Note that if you have too many differentially expressed qualifiers, some of the tools (e.g. DAVID) will not work. Try changing your filter criteria to get a list of fewer than 3000 qualifiers. Similarly, if you have too few differentially expressed genes, you might try a functional analysis in GSEA. That won't directly give you a gene list for part 2 of the project, but if there are significantly differentially expressed gene sets, you could pick the "leading edge genes" from these and create a list of differentially expressed genes that way. (Feel free to discuss this with us.) You could also relax your filter criteria substantially. In either case, describe what you did and your decision-making process.

4. Save this list of qualifiers to a file

Upload the list of differentially expressed qualifiers along with your submission.

5. Functional analysis

Perform a functional analysis of this gene list. Include in your writeup a description of how you analyzed the data, what you found, and what you learned about the original experiment. How does it relate to what, if anything, the original authors describe learning from the data set (in either the associated publication, or the GEO series description)?

6. Submit your results

In Trunk, upload your writeup with all the information listed above, and the file containing the list of differentially expressed qualifiers.



Details for part b:

In the directory you want to work in, save a copy of the list of differentially-expressed qualifiers you uploaded in part a. Also, save this file of 1359 Affymetrix qualifiers corresponding to inflammatory genes.
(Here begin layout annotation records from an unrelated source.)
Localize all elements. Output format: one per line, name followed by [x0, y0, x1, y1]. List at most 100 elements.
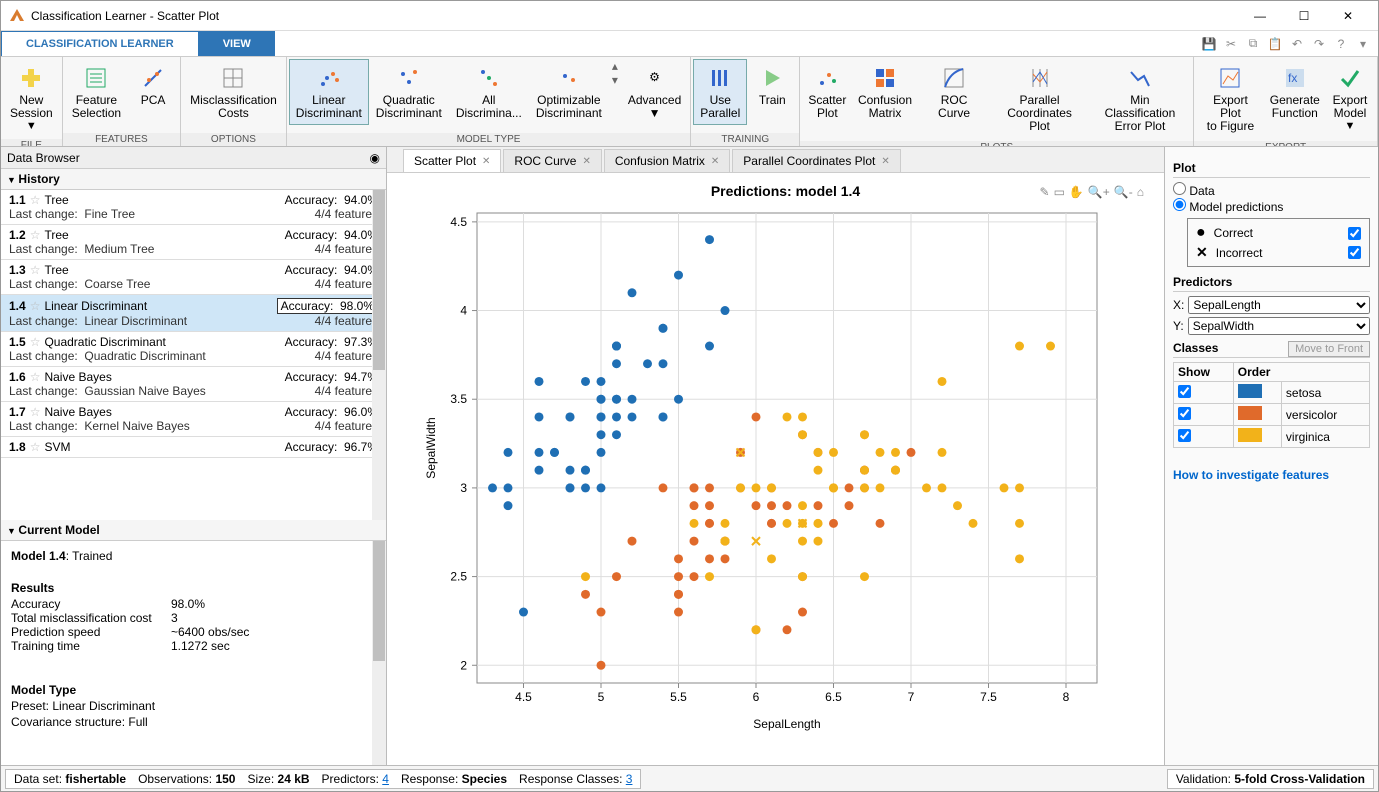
model-type-heading: Model Type: [11, 683, 76, 697]
radio-data[interactable]: Data: [1173, 184, 1215, 198]
tab-confusion-matrix[interactable]: Confusion Matrix✕: [604, 149, 730, 172]
zoomout-icon[interactable]: 🔍-: [1114, 185, 1133, 199]
svg-text:SepalLength: SepalLength: [753, 717, 820, 731]
y-predictor-select[interactable]: SepalWidth: [1188, 317, 1370, 335]
history-header[interactable]: History: [1, 169, 386, 190]
optimizable-discriminant-button[interactable]: Optimizable Discriminant: [529, 59, 609, 125]
copy-icon[interactable]: ⧉: [1244, 35, 1262, 53]
pan-icon[interactable]: ✋: [1069, 185, 1084, 199]
home-icon[interactable]: ⌂: [1137, 185, 1144, 199]
maximize-button[interactable]: ☐: [1282, 1, 1326, 31]
class-row-virginica[interactable]: virginica: [1174, 426, 1370, 448]
all-discriminant-button[interactable]: All Discrimina...: [449, 59, 529, 125]
history-item[interactable]: 1.5 ☆ Quadratic DiscriminantAccuracy: 97…: [1, 332, 386, 367]
main-tab-row: CLASSIFICATION LEARNER VIEW 💾 ✂ ⧉ 📋 ↶ ↷ …: [1, 31, 1378, 57]
misclass-costs-button[interactable]: Misclassification Costs: [183, 59, 284, 125]
history-item[interactable]: 1.1 ☆ TreeAccuracy: 94.0%Last change: Fi…: [1, 190, 386, 225]
history-item[interactable]: 1.8 ☆ SVMAccuracy: 96.7%: [1, 437, 386, 458]
current-scrollbar[interactable]: [372, 541, 386, 765]
arrow-icon[interactable]: ▾: [1354, 35, 1372, 53]
export-model-button[interactable]: Export Model ▼: [1325, 59, 1375, 137]
history-scrollbar[interactable]: [372, 190, 386, 520]
close-button[interactable]: ✕: [1326, 1, 1370, 31]
tab-scatter-plot[interactable]: Scatter Plot✕: [403, 149, 501, 172]
current-model-name: Model 1.4: [11, 549, 66, 563]
history-item[interactable]: 1.7 ☆ Naive BayesAccuracy: 96.0%Last cha…: [1, 402, 386, 437]
svg-text:4.5: 4.5: [450, 215, 467, 229]
class-row-versicolor[interactable]: versicolor: [1174, 404, 1370, 426]
incorrect-checkbox[interactable]: [1348, 246, 1361, 259]
current-model-header[interactable]: Current Model: [1, 520, 386, 541]
parallel-icon: [706, 64, 734, 92]
minimize-button[interactable]: —: [1238, 1, 1282, 31]
datatip-icon[interactable]: ▭: [1054, 185, 1065, 199]
data-browser-panel: Data Browser ◉ History 1.1 ☆ TreeAccurac…: [1, 147, 387, 765]
train-button[interactable]: Train: [747, 59, 797, 112]
panel-menu-icon[interactable]: ◉: [370, 151, 380, 165]
confusion-matrix-button[interactable]: Confusion Matrix: [852, 59, 917, 125]
advanced-button[interactable]: ⚙Advanced▼: [621, 59, 688, 125]
min-class-error-button[interactable]: Min Classification Error Plot: [1089, 59, 1192, 139]
grid-icon: [219, 64, 247, 92]
quadratic-discriminant-button[interactable]: Quadratic Discriminant: [369, 59, 449, 125]
tab-view[interactable]: VIEW: [199, 31, 275, 56]
feature-selection-button[interactable]: Feature Selection: [65, 59, 128, 125]
help-link[interactable]: How to investigate features: [1173, 468, 1370, 482]
class-checkbox[interactable]: [1178, 429, 1191, 442]
move-to-front-button[interactable]: Move to Front: [1288, 341, 1370, 357]
plot-options-panel: Plot Data Model predictions ●Correct ✕In…: [1164, 147, 1378, 765]
new-session-button[interactable]: New Session ▼: [3, 59, 60, 137]
zoomin-icon[interactable]: 🔍+: [1088, 185, 1110, 199]
svg-text:5.5: 5.5: [670, 690, 687, 704]
tab-roc-curve[interactable]: ROC Curve✕: [503, 149, 601, 172]
roc-curve-button[interactable]: ROC Curve: [918, 59, 991, 125]
history-item[interactable]: 1.6 ☆ Naive BayesAccuracy: 94.7%Last cha…: [1, 367, 386, 402]
model-gallery-expand[interactable]: ▴▾: [609, 59, 621, 87]
history-item[interactable]: 1.3 ☆ TreeAccuracy: 94.0%Last change: Co…: [1, 260, 386, 295]
generate-function-button[interactable]: fxGenerate Function: [1265, 59, 1325, 125]
use-parallel-button[interactable]: Use Parallel: [693, 59, 747, 125]
svg-text:3: 3: [460, 481, 467, 495]
scatter2-icon: [395, 64, 423, 92]
radio-model-predictions[interactable]: Model predictions: [1173, 200, 1283, 214]
paste-icon[interactable]: 📋: [1266, 35, 1284, 53]
help-tab-icon[interactable]: ?: [1332, 35, 1350, 53]
pca-icon: [139, 64, 167, 92]
close-icon[interactable]: ✕: [711, 156, 719, 167]
history-item[interactable]: 1.4 ☆ Linear DiscriminantAccuracy: 98.0%…: [1, 295, 386, 332]
response-classes-link[interactable]: 3: [626, 772, 633, 786]
class-checkbox[interactable]: [1178, 407, 1191, 420]
linear-discriminant-button[interactable]: Linear Discriminant: [289, 59, 369, 125]
parallel-coords-button[interactable]: Parallel Coordinates Plot: [990, 59, 1088, 139]
cut-icon[interactable]: ✂: [1222, 35, 1240, 53]
close-icon[interactable]: ✕: [482, 156, 490, 167]
gear-icon: ⚙: [641, 64, 669, 92]
undo-icon[interactable]: ↶: [1288, 35, 1306, 53]
pca-button[interactable]: PCA: [128, 59, 178, 112]
close-icon[interactable]: ✕: [582, 156, 590, 167]
correct-checkbox[interactable]: [1348, 227, 1361, 240]
history-item[interactable]: 1.2 ☆ TreeAccuracy: 94.0%Last change: Me…: [1, 225, 386, 260]
scatter-chart[interactable]: 4.555.566.577.5822.533.544.5SepalLengthS…: [417, 203, 1117, 743]
tab-classification-learner[interactable]: CLASSIFICATION LEARNER: [1, 31, 199, 56]
export-plot-button[interactable]: Export Plot to Figure: [1196, 59, 1264, 139]
window-title: Classification Learner - Scatter Plot: [31, 9, 1238, 23]
redo-icon[interactable]: ↷: [1310, 35, 1328, 53]
plot-tab-bar: Scatter Plot✕ ROC Curve✕ Confusion Matri…: [387, 147, 1164, 173]
scatter1-icon: [315, 64, 343, 92]
scatter-plot-button[interactable]: Scatter Plot: [802, 59, 852, 125]
classes-section: ClassesMove to Front: [1173, 341, 1370, 358]
save-icon[interactable]: 💾: [1200, 35, 1218, 53]
scatter-icon: [813, 64, 841, 92]
brush-icon[interactable]: ✎: [1040, 185, 1050, 199]
scatter4-icon: [555, 64, 583, 92]
check-icon: [1336, 64, 1364, 92]
class-checkbox[interactable]: [1178, 385, 1191, 398]
class-row-setosa[interactable]: setosa: [1174, 382, 1370, 404]
svg-text:7: 7: [908, 690, 915, 704]
predictors-link[interactable]: 4: [382, 772, 389, 786]
x-predictor-select[interactable]: SepalLength: [1188, 296, 1370, 314]
tab-parallel-coords[interactable]: Parallel Coordinates Plot✕: [732, 149, 900, 172]
svg-text:4.5: 4.5: [515, 690, 532, 704]
close-icon[interactable]: ✕: [881, 156, 889, 167]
This list of inflammatory qualifiers was made by going to the AmiGO web site for browsing the Gene Ontology (GO), searching for the Biological Process term "inflammatory response", limiting it to humans (the "Taxon" filter), downloading the resulting list of genes (some of which are annotated to the term "inflammatory response," others to more specific terms that are descendents of "inflammatory response" in the ontology), and then converting those gene symbols to Affymetrix U133 Plus 2.0 qualifiers using information from Affymetrix' web site.

Your job is then to write a program to do the following:

  1. Read the qualifiers from your list of differentially-expressed ones.
  2. Read the qualifiers from the list of inflammatory ones.
  3. Check whether each qualifier from one list is in the other list too. (You can do this inefficiently but acceptably using loops, or much more quickly using dictionaries, which we're just starting to learn about; either is fine for this assignment.)
  4. Count the number of qualifiers that are on both lists, and print them out, one per line.
  5. When done, print a message saying how many inflammatory qualifiers are on your list, and the total length of your list.

Submitting your work

Please upload the following files to Trunk:

  1. Your Python script
  2. The file you used as input to your Python script
  3. A paragraph explaining how the output of your script relates to what you saw in the functional enrichment analysis of the gene list in part a.